Right now there’s no cure for pre-eclampsia. The only treatment is to deliver the baby early. In severe cases, the effects of pre-eclampsia occur early in pregnancy which affects the babies as well.
“In fact, pre-eclampsia causes around 15 per cent of all premature births worldwide,” explains Professor Stefan Hansson, A1M Pharma’s chief clinician.
“This is a big cost. Premature born babies are under-developed, and 25 per cent of pre-eclamptic babies are growth restricted – a serious condition where the baby’s growth is severely restricted in the womb, leading to increased vulnerability and also long-term consequences such as increased risk for cardio-vascular diseases.”
There are also long-term risks for the mother, with significantly higher risk of heart disease, stroke and type II diabetes.
Considering that both the acute and long-term risks are so high for mother and child, A1M Pharma is eager to develop a treatment for pre-eclampsia so that the pregnancy can continue for longer reducing prematurity, as well as protecting the mother’s organ to prevent disease complications and long-term consequences.
A natural treatment
In pre-eclampsia, our scientists found that extra haemoglobin – a part of the blood that carries oxygen – and molecules called ‘oxygen radicals’ accumulate in the placenta, causing it to be less functional and release toxic substances.
These leak from the placenta into the mother’s blood where blood vessel and kidney damage is induced. This results in the high blood pressure and protein in the urine that characterises pre-eclampsia.
Our scientists also found that the alpha-1-microglobulin (A1M) protein is naturally found in high levels around the damaged placenta and kidneys in pre-eclampsia. As we’ve written before, this is because the body produces extra A1M protein in response to high levels of damage caused by oxygen radicals and the toxic hemoglobin degradation product haem, attacking the body.
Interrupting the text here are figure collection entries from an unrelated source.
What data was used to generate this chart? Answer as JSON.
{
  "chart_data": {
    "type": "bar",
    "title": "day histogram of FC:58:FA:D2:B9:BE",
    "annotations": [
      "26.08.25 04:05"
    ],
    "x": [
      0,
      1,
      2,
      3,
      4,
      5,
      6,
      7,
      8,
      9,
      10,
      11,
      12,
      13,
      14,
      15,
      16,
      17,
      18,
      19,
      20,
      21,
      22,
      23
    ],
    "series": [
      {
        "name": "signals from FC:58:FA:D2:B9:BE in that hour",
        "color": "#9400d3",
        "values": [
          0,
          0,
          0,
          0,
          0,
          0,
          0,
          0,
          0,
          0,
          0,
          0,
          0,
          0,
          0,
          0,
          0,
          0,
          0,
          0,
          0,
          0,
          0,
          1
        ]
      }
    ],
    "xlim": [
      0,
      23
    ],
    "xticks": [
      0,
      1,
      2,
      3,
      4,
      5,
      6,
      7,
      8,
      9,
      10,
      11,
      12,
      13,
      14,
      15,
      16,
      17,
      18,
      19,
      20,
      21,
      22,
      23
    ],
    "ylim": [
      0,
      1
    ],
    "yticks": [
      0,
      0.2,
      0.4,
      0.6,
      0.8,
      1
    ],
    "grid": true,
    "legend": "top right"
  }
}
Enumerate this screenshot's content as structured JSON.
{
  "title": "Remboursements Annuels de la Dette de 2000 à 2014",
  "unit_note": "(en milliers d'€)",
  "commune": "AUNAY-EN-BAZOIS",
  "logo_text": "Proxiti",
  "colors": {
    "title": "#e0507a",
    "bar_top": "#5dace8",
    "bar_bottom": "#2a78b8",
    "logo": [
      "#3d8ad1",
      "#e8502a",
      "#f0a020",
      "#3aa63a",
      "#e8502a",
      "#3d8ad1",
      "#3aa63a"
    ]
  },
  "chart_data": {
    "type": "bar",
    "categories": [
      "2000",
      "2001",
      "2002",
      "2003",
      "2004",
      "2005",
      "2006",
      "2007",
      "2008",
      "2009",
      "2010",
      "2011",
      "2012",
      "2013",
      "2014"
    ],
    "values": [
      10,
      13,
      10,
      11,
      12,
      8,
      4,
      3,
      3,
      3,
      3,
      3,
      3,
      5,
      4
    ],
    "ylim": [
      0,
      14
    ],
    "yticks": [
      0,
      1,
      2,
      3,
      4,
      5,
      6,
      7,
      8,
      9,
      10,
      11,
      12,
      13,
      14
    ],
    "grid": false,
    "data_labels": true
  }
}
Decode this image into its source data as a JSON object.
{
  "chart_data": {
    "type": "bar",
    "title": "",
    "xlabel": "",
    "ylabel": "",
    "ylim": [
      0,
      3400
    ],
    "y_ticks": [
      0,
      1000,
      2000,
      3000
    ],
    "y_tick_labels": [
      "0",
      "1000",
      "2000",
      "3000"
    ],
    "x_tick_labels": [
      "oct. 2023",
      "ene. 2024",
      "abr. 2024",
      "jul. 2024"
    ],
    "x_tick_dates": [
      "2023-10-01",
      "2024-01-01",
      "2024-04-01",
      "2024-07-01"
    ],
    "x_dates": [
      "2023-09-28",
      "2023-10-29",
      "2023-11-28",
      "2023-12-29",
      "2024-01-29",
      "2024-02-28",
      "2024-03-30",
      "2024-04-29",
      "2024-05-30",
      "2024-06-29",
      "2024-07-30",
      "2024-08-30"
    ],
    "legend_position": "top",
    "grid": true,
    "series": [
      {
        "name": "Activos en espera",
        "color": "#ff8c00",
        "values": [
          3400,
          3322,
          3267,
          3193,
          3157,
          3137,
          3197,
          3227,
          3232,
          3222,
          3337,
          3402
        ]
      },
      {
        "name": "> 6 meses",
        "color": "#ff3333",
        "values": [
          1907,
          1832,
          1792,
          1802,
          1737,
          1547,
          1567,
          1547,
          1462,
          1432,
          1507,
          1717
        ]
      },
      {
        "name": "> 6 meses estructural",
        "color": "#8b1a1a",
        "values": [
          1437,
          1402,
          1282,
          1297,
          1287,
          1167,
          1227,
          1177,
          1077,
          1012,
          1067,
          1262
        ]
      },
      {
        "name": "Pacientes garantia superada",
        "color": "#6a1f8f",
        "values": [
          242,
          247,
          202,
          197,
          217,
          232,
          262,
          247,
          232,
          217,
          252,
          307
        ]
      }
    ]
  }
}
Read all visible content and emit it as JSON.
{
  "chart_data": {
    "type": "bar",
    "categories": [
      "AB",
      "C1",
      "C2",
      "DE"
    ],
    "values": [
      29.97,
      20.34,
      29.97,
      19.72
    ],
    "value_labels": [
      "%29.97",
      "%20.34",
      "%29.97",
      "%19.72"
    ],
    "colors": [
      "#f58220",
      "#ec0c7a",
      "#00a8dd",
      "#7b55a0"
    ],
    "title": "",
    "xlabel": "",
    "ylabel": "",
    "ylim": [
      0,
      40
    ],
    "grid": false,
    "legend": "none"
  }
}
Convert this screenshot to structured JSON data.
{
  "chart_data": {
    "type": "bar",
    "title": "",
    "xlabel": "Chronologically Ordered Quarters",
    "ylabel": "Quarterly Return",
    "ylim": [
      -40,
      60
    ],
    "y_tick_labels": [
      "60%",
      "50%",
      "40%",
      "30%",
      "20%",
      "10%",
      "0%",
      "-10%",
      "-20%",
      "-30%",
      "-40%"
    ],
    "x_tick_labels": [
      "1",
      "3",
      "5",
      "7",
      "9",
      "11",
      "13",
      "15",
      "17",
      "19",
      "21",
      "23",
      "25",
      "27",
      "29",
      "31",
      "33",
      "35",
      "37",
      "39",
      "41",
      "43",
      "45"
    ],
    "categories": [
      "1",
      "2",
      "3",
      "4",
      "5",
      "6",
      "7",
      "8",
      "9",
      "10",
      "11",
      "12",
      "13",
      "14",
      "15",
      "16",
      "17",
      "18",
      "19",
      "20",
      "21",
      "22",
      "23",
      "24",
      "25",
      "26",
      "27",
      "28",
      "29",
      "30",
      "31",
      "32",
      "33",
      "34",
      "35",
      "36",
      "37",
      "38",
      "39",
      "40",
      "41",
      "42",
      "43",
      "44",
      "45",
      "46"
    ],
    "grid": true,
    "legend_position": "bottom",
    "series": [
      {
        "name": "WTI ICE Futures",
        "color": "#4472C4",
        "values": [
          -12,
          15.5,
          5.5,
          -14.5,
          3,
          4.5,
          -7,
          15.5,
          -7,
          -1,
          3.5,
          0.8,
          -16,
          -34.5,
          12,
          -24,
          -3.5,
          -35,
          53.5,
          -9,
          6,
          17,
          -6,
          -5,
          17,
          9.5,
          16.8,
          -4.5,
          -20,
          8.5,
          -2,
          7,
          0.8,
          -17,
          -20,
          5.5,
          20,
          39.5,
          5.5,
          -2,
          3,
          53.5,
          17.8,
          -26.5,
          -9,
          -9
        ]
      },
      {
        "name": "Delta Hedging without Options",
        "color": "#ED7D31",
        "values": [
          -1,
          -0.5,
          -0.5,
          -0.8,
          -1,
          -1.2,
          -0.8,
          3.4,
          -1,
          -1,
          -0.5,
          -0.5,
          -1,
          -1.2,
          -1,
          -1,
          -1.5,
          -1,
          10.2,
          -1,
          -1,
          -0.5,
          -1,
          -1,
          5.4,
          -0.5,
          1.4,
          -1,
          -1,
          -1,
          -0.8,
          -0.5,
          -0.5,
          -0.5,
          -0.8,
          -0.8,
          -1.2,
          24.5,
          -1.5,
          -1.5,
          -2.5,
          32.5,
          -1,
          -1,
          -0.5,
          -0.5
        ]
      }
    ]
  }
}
“A1M is a natural protein we have in our bodies. It’s found in the blood, the fluid that surrounds our cells and in the cells themselves,” says Professor Bo Åkerström, A1M Pharma’s chief scientist.
“The A1M protein is shaped like a bucket and scoops up small molecules that cause damage to the body, like the oxygen radicals and haem groups that are produced in pre-eclampsia.”
Because of the protein’s natural role in countering the damage behind pre-eclampsia, we’re hopeful that it will provide an effective, natural treatment to overcome the condition mimicking nature’s own mechanisms.
As Professor Åkerström explains “We think it not only scoops up the haem groups and oxygen radical molecules, but also can reverse the damage done by them in the placenta, blood vessels and kidneys. What we want to do is give mothers with pre-eclampsia even more A1M protein.”
Next steps for developing the A1M protein
After years of research we’ve now developed a new version of the A1M protein, called RMC-035 or ROSgard™. This is as effective as the body’s natural A1M protein and mimics how it works, while being easy to produce and suitable for use around the world in lots of different healthcare conditions.
The next stage of developing the drug will involve pre-clinical testing and then further clinical trials in healthy volunteers to evaluate safety.
Once this is complete, ROSgard will go through rigorous clinical testing, firstly in a phase I trialin a small group of healthy volunteers. It will then go into a phase II trial in a small group of women with pre-eclampsia. Here scientists will study how effective the drug is at treating the damage done to the mother’s kidneys, blood vessels and placenta by pre-eclampsia.
By improving the mother’s and baby’s health in this way A1M Pharma could produce the world’s first pharmacological treatment for pre-eclampsia thereby taking a step closer to benefitting mothers and babies worldwide.